Many Catholic hospitals and health systems follow the Ethical and Religious Directives (ERDs), a series of rules promulgated by the U.S. Conference of Catholic Bishops. The ERDs are intended to govern health-care delivery in Catholic health systems, including Catholic hospitals, clinics, and managed care organizations. Among other things, the ERDs forbid many reproductive health services, including birth control, sterilization, some miscarriage management, abortion, the least invasive treatments for ectopic pregnancies, and some infertility treatments. The ERDs provide no exceptions for risks to a patient’s health or even life. The ERDs were recently updated to include more restrictive provisions related to mergers and transactions between Catholic hospitals and other entities.
The full impact the provisions could have on these types of transactions is unclear, and the new provisions have the potential to make it even harder for these services to be maintained in future business arrangements involving Catholic entities. Despite these changes, however, the Catholic Church signed off on the Dignity Health and CHI merger.
The Conference of Catholic Bishops is not a trained medical provider; it is group of religious leaders from the Catholic Church. Thus, the ERDs are grounded not in medical knowledge and understanding, but on a particularly conservative strain of Catholic religious doctrine. In spite of the fact that the ERDs fly in the face of medical standards of care, doctors, nurses, and other health-care workers employed at many Catholic hospitals are required to follow them.
The problem is that most patients who receive care at Catholic facilities have no idea about the existence of these restrictions, and indeed are not told about them until it is too late. For example, pregnant people have gone or been taken by ambulance to Catholic hospitals while miscarrying, but hospital officials have refused to take action to terminate the pregnancy until there is no fetal heartbeat or until the pregnant patient’s life is in serious jeopardy due to infection or other complication. In other instances, patients have gone to a Catholic hospital for labor and delivery and have requested a postpartum sterilization but have been told the hospital will not conduct the procedure.

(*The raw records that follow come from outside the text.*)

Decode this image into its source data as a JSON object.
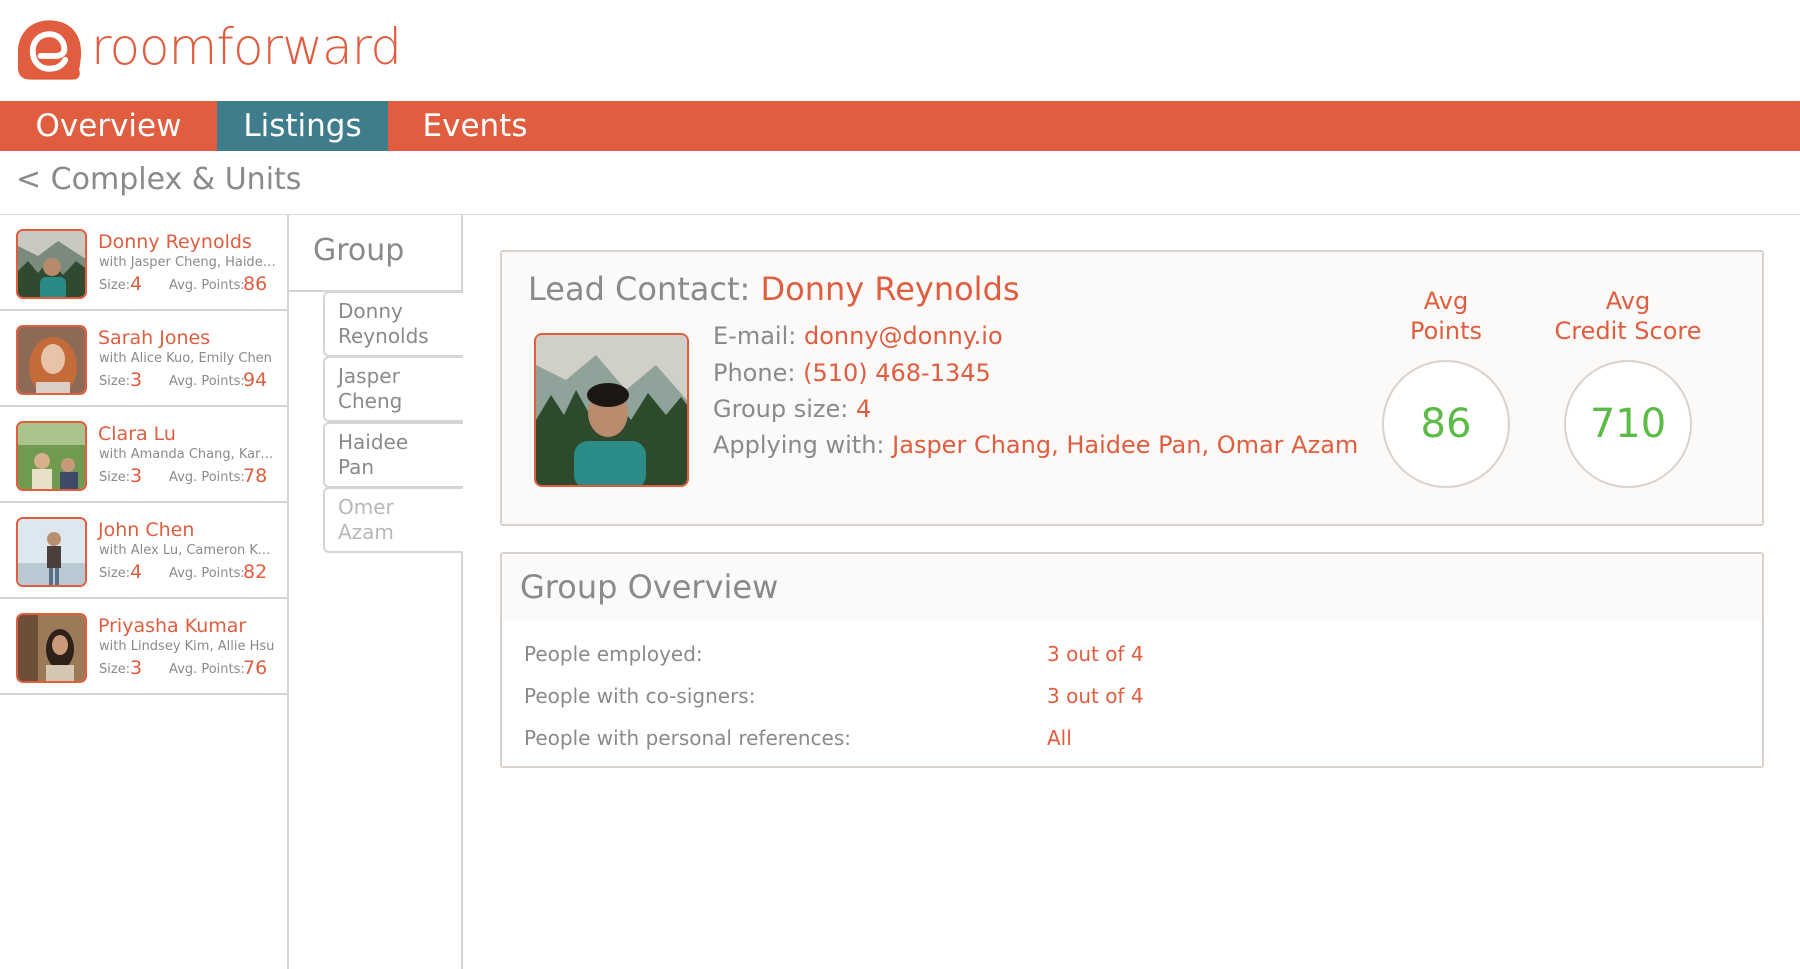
{
  "app": {
    "logo_text": "roomforward"
  },
  "nav": {
    "tabs": [
      {
        "label": "Overview"
      },
      {
        "label": "Listings"
      },
      {
        "label": "Events"
      }
    ],
    "active_tab": "Listings"
  },
  "breadcrumb": "< Complex & Units",
  "sidebar": {
    "groups": [
      {
        "name": "Donny Reynolds",
        "with": "with Jasper Cheng, Haidee P...",
        "size_label": "Size:",
        "size": "4",
        "points_label": "Avg. Points:",
        "points": "86"
      },
      {
        "name": "Sarah Jones",
        "with": "with Alice Kuo, Emily Chen",
        "size_label": "Size:",
        "size": "3",
        "points_label": "Avg. Points:",
        "points": "94"
      },
      {
        "name": "Clara Lu",
        "with": "with Amanda Chang, Karen...",
        "size_label": "Size:",
        "size": "3",
        "points_label": "Avg. Points:",
        "points": "78"
      },
      {
        "name": "John Chen",
        "with": "with Alex Lu, Cameron Kob...",
        "size_label": "Size:",
        "size": "4",
        "points_label": "Avg. Points:",
        "points": "82"
      },
      {
        "name": "Priyasha Kumar",
        "with": "with Lindsey Kim, Allie Hsu",
        "size_label": "Size:",
        "size": "3",
        "points_label": "Avg. Points:",
        "points": "76"
      }
    ]
  },
  "group_panel": {
    "title": "Group",
    "members": [
      {
        "first": "Donny",
        "last": "Reynolds"
      },
      {
        "first": "Jasper",
        "last": "Cheng"
      },
      {
        "first": "Haidee",
        "last": "Pan"
      },
      {
        "first": "Omer",
        "last": "Azam"
      }
    ]
  },
  "lead": {
    "title_prefix": "Lead Contact:",
    "name": "Donny Reynolds",
    "email_label": "E-mail:",
    "email": "donny@donny.io",
    "phone_label": "Phone:",
    "phone": "(510) 468-1345",
    "group_size_label": "Group size:",
    "group_size": "4",
    "applying_label": "Applying with:",
    "applying_with": "Jasper Chang, Haidee Pan, Omar Azam",
    "avg_points_label_1": "Avg",
    "avg_points_label_2": "Points",
    "avg_points": "86",
    "avg_credit_label_1": "Avg",
    "avg_credit_label_2": "Credit Score",
    "avg_credit": "710"
  },
  "overview": {
    "title": "Group Overview",
    "rows": [
      {
        "label": "People employed:",
        "value": "3 out of 4"
      },
      {
        "label": "People with co-signers:",
        "value": "3 out of 4"
      },
      {
        "label": "People with personal references:",
        "value": "All"
      }
    ]
  },
  "colors": {
    "accent": "#e05d3f",
    "active_tab": "#3f7d8c",
    "score_green": "#5cba47",
    "text_gray": "#8a8a8a",
    "border": "#d5d5d5"
  }
}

On the face of it, it seems reasonable for patients to expect that they will receive at least the same medical standard of care regardless of the hospital where they are treated. So too, it is reasonable for doctors, nurses, and other medical providers to expect to be able to make decisions about the care of their patients based on their medical training and experience and accepted medical standards of care in their fields of practice. But this is not the case at Catholic hospitals that follow the ERDs. At these facilities, it is instead a set of conservative religious doctrines that can ultimately guide life-or-death decisions about patient care.

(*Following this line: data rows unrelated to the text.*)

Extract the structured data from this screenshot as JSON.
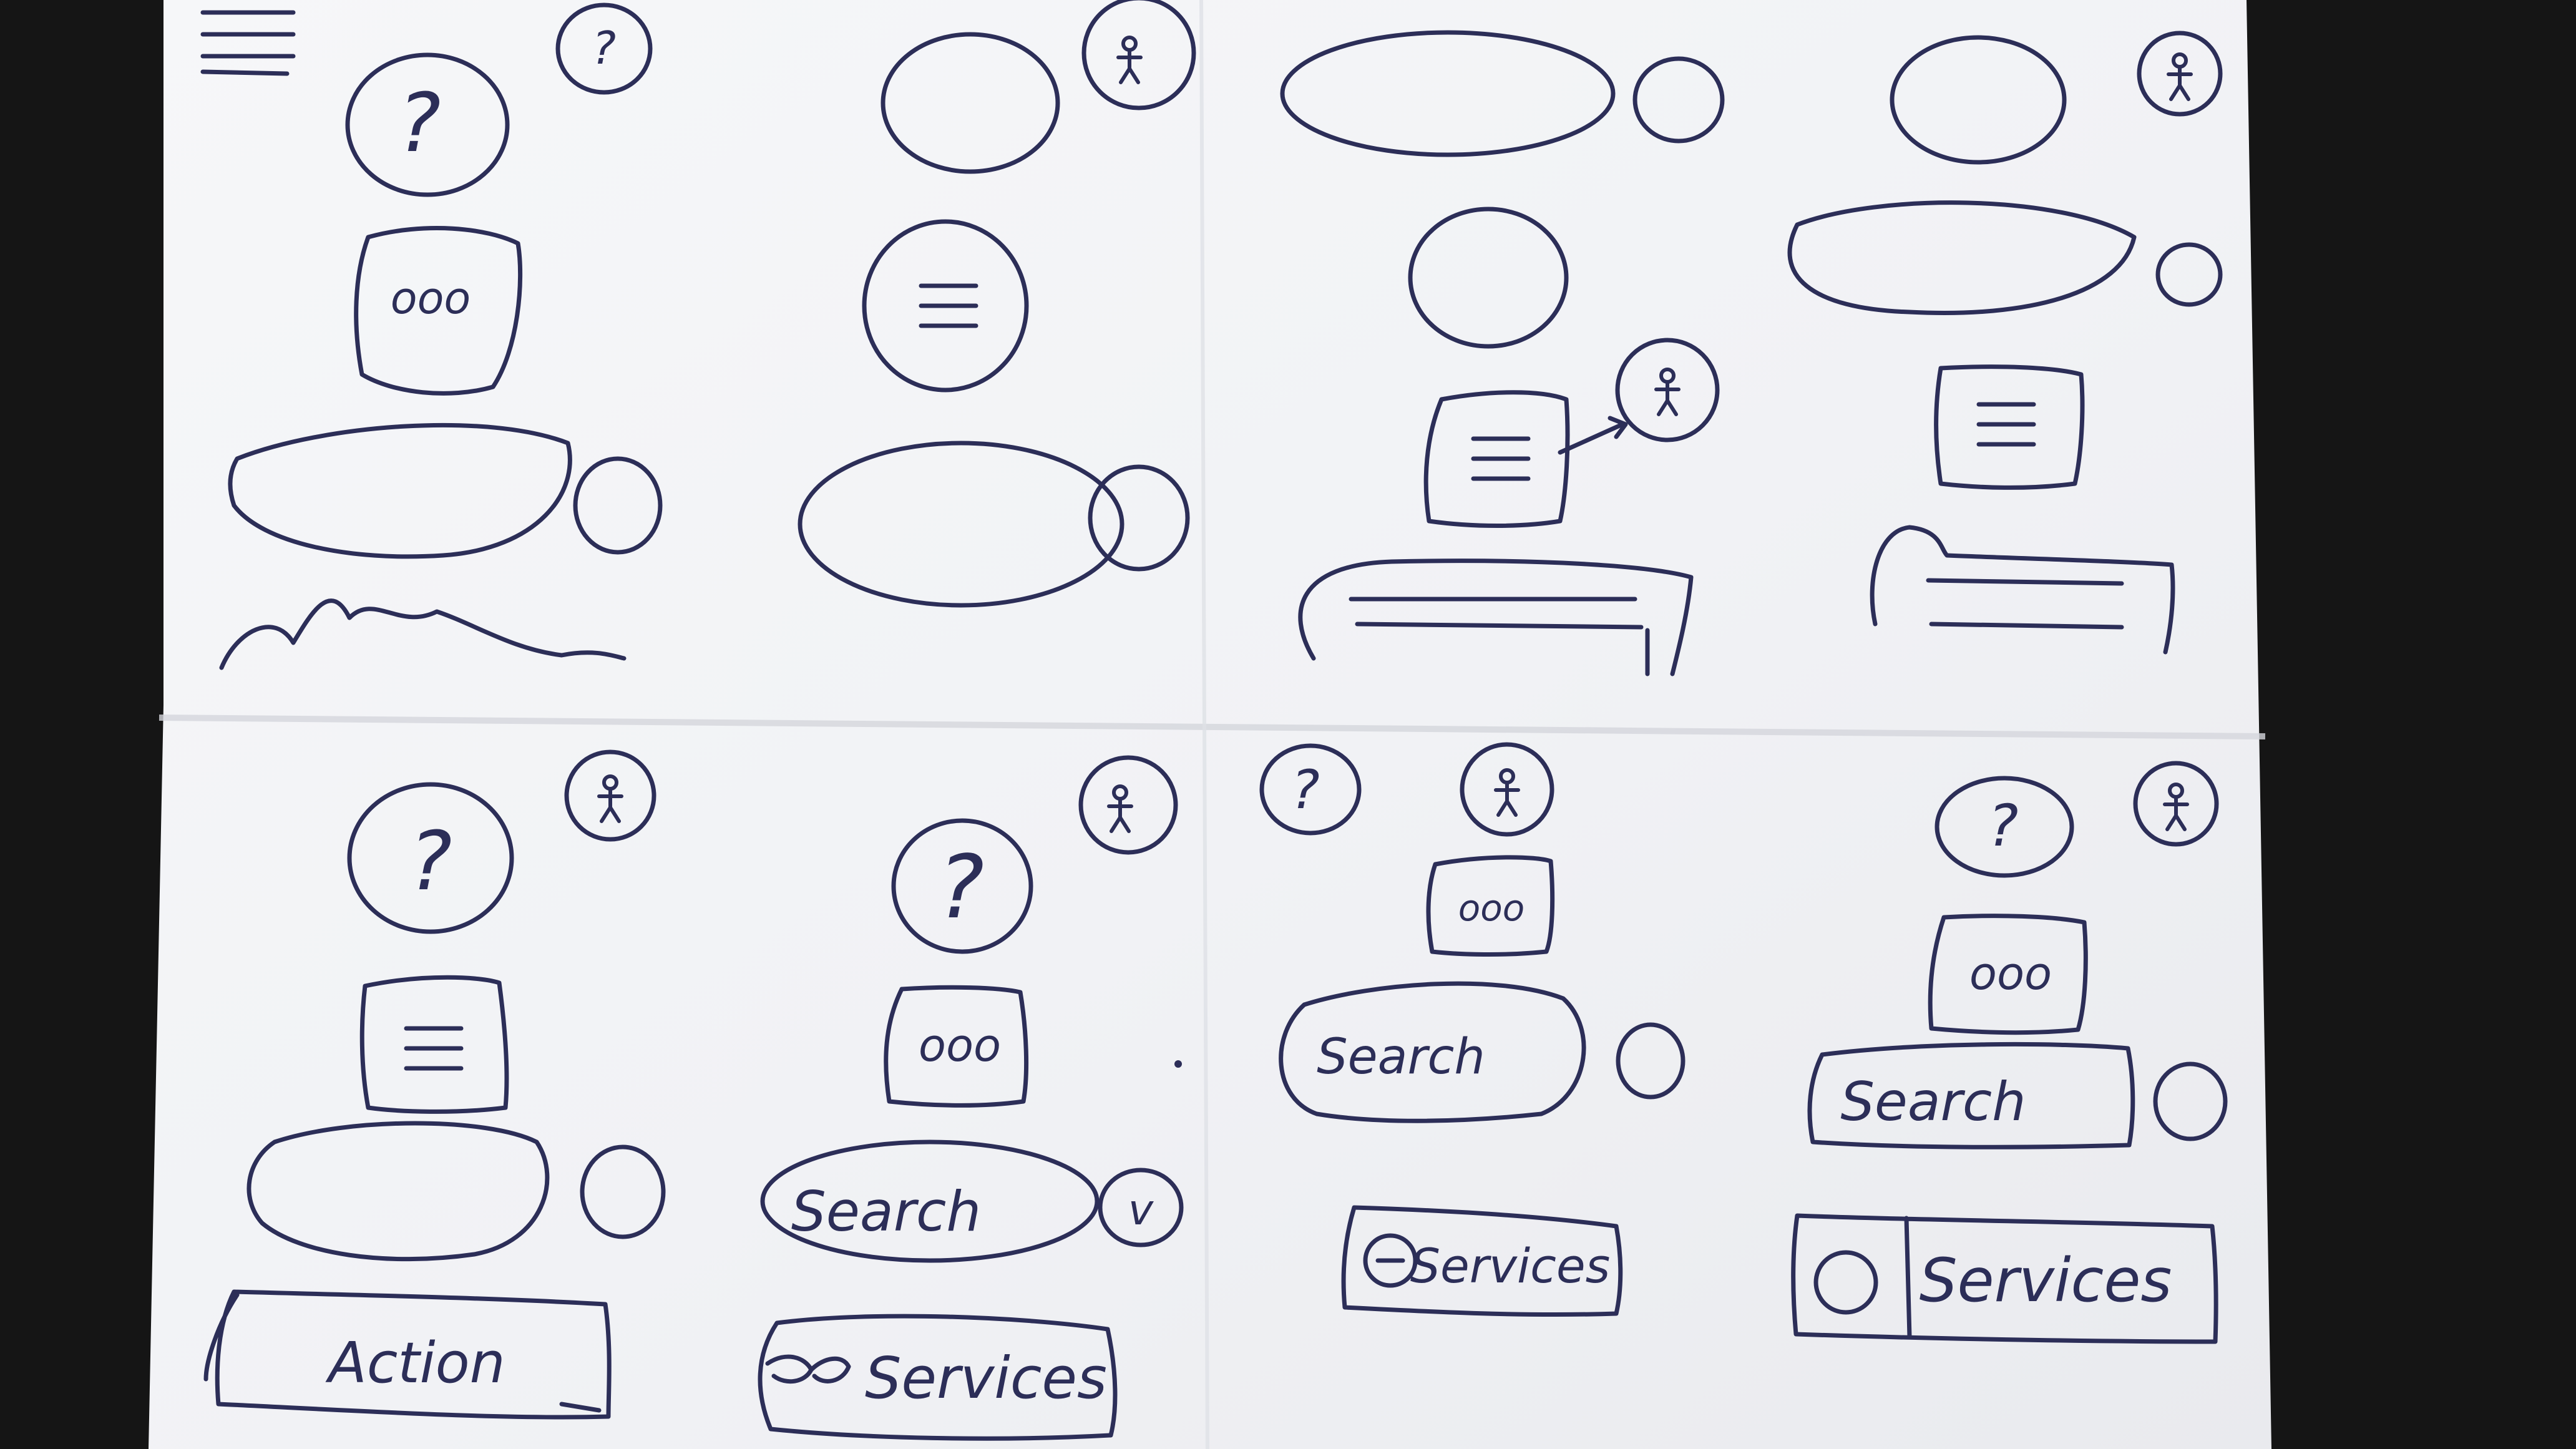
{
  "colors": {
    "background": "#151515",
    "paper": "#f3f4f6",
    "ink": "#2c2e58",
    "fold_shadow": "#d6d8de"
  },
  "labels": {
    "question": "?",
    "dots": "ooo",
    "search": "Search",
    "action": "Action",
    "services": "Services",
    "check": "v"
  },
  "icons": {
    "person": "stick-figure-icon",
    "menu": "hamburger-icon",
    "help": "question-mark-icon",
    "more": "ellipsis-icon"
  }
}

There is no question that we will continue to see hospital mergers in the future, both between Catholic health systems as well as between Catholic and secular or other religiously affiliated health systems. In the face of these Catholic hospital mergers, it remains to be seen how effectively we will be able to protect patient access to care. Health advocates and community members should continue to push Attorney General Becerra to ensure that any future proposed mergers involving Catholic or other religiously affiliated health systems be approved only with enforceable conditions in place that will truly preserve access to the full range of health-care services, including reproductive health services, and ensure these services are provided equally to all with dignity and respect.